NOTE: As provided in LFC policy, this report is intended for use by the standing finance committees of the legislature. The Legislative Finance Committee does not assume responsibility for the accuracy of the information in this report when used in any other situation.
Only the most recent FIR version, excluding attachments, is available on the Intranet. Previously issued FIRs and attachments may be obtained from the LFC office in Suite 101 of the State Capitol Building North.
SPONSOR: | Marquardt | DATE TYPED: | 02/21/01 | HB | 743 | ||
SHORT TITLE: | Non-Taxable Transaction Certificates | SB | |||||
ANALYST: | Eaton |
Subsequent
Years Impact |
Recurring
or Non-Rec |
Fund
Affected | ||
FY01 | FY02 | |||
$ (5,000.0) | $ (21,000.0) | Recurring | General Fund | |
$ (2,500.0) | $ (11,000.0) | Recurring | Local Govt. |
(Parenthesis ( ) Indicate Revenue Decreases)

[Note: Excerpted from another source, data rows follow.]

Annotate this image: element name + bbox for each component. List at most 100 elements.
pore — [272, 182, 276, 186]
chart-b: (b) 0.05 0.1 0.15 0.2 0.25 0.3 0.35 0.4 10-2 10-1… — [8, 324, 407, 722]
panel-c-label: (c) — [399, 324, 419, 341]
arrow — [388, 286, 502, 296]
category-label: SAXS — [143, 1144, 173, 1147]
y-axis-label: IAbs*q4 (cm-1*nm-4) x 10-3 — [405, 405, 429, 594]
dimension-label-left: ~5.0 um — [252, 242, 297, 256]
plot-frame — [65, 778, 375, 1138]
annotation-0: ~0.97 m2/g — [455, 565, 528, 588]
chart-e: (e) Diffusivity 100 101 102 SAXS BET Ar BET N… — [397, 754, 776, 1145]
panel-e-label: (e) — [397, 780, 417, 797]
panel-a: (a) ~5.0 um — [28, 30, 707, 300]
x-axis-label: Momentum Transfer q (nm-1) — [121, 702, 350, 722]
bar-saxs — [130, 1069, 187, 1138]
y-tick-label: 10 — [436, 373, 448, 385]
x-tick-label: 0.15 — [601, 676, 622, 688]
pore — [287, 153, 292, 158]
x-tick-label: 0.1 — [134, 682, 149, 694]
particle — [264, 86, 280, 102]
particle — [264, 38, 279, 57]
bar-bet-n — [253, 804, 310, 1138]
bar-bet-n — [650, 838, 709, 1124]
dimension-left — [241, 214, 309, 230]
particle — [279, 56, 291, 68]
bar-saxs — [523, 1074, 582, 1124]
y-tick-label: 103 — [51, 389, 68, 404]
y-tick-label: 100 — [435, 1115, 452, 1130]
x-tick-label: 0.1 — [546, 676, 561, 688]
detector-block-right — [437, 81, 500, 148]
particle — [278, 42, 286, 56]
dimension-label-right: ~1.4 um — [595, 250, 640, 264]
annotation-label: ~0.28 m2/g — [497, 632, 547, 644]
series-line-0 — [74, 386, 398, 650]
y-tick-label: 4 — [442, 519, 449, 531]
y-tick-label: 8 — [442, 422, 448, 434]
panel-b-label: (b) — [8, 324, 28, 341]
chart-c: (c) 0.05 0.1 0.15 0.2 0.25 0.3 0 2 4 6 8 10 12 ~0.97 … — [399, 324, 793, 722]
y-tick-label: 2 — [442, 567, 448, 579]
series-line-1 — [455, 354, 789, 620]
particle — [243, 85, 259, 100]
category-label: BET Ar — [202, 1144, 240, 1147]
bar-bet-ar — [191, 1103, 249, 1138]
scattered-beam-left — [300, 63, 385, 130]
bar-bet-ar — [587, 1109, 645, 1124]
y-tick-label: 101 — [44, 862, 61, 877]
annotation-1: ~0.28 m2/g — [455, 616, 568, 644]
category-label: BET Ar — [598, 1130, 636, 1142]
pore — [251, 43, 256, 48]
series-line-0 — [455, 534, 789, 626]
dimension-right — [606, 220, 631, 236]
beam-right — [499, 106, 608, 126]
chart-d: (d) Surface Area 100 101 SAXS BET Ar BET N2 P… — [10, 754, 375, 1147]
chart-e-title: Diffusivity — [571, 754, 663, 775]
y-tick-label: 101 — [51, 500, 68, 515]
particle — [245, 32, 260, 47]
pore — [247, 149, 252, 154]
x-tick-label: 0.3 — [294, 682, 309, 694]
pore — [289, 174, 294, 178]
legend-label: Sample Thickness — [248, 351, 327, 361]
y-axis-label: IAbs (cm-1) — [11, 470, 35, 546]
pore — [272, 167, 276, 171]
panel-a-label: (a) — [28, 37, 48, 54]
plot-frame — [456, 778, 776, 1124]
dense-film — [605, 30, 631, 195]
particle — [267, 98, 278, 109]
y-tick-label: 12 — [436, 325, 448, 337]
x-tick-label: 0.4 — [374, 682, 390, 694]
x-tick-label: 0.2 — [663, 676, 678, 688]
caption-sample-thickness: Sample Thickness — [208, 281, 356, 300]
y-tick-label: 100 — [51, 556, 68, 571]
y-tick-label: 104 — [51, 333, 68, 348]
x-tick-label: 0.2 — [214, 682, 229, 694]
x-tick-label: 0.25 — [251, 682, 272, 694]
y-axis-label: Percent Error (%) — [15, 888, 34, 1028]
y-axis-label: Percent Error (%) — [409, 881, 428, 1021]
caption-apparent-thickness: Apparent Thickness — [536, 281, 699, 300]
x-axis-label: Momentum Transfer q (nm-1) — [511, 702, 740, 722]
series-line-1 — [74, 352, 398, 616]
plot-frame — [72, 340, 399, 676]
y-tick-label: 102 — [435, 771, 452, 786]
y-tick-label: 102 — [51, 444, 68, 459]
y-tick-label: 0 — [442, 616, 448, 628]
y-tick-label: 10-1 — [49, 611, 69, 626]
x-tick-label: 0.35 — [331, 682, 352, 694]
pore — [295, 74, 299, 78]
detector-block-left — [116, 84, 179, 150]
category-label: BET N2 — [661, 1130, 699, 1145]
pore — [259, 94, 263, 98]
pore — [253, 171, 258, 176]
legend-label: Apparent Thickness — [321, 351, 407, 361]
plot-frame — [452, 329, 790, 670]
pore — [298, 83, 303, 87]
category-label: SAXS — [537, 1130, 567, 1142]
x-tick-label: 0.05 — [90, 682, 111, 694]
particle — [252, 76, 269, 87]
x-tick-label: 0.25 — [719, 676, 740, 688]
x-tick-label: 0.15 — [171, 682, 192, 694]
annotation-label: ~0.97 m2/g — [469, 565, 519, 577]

Relates to Senate Bill 637, House Bill 189
SOURCES OF INFORMATION
Taxation and Revenue Department (TRD)
SUMMARY
Synopsis of Bill
This bill redefines "construction materials" to allow governmental and 501(c)(3) organizations to deduct tax on the parts needed for simple repairs or replacement of fixtures. The bill also reinstates language in which the entity can separate a construction contract into a non-taxable materials piece and a taxable services piece. The bill reiterates that government and non-profits that deliberately misuse NTTCs will be penalized. Finally, the bill provides a "safe-harbor" if a seller accepts an NTTC in good faith, accompanied by a written statement from a government or non-profit promising that the material will not be used in a construction project.
Significant Issues
The Taxation and Revenue Department (TRD) indicate that while this bill (as written) proposes a solution to the "Alamogordo" problem, the bill reinstates an old tax avoidance scheme for governments and non-profits in which the entity separates a construction contract into a non-taxable materials piece and a taxable services piece. TRD suggest a correcting amendment (see TECHNICAL ISSUES below).
FISCAL IMPLICATIONS
The Taxation and Revenue Department (TRD) estimate that this the full year impact of this bill would reduce the general fund by $21 million. Local government revenues would be reduced by $11 million.
ADMINISTRATIVE IMPLICATIONS
Minimal.
TECHNICAL ISSUES
Deleting "the use of tangible personal property that becomes an ingredient or component part of a construction project" (Page 11, lines 22-24) indirectly validates the old avoidance behavior of government and non-profit units to separate a construction contract into a non-taxable materials part and a taxable services part. The Department suggests amending the deletion to read, "the use of construction material".
If the seller of the tangible personal property is also the installer, then the seller should retain the responsibility of determining whether a fixture replacement is construction or not. This ability to independently determine if an NTTC is appropriate or not does not make the seller immune from tax liability. A seller who accepts an inappropriate NTTC in this case is not accepting it in good faith and, under the terms of the bill, will not be accorded the safe harbor. If the seller is not the installer, then he cannot verify the use of the tangible property and will be allowed to claim the safe harbor.
For orderly transition, the Department requests a July 1, 2001 effective date.
OTHER SUBSTANTIVE ISSUES
If the technical problem noted by the Taxation and Revenue Department is corrected, then this bill should solve the problem. The bill would punishes the governmental unit for issuing a type 9 NTTC inappropriately by having its ability to issue any NTTC, for any purpose, revoked for one year.
TRD has agreed to redraw the bright line on repairs or replacement of fixtures. Finally, if the seller accepts an NTTC in good faith accompanied by a written assurance from the governmental or 501(c)(3) organization that the material is not intended for incorporation in a construction project, then TRD may not impeach the statement and assert a subsequent liability.
However, under circumstances where the seller of tangible personal property is also the installer, the taxpayer can independently verify if an NTTC is appropriate or inappropriate. TRD, under these circumstances, might well assert that the acceptance of an NTTC was not in good faith and subsequently assert a liability.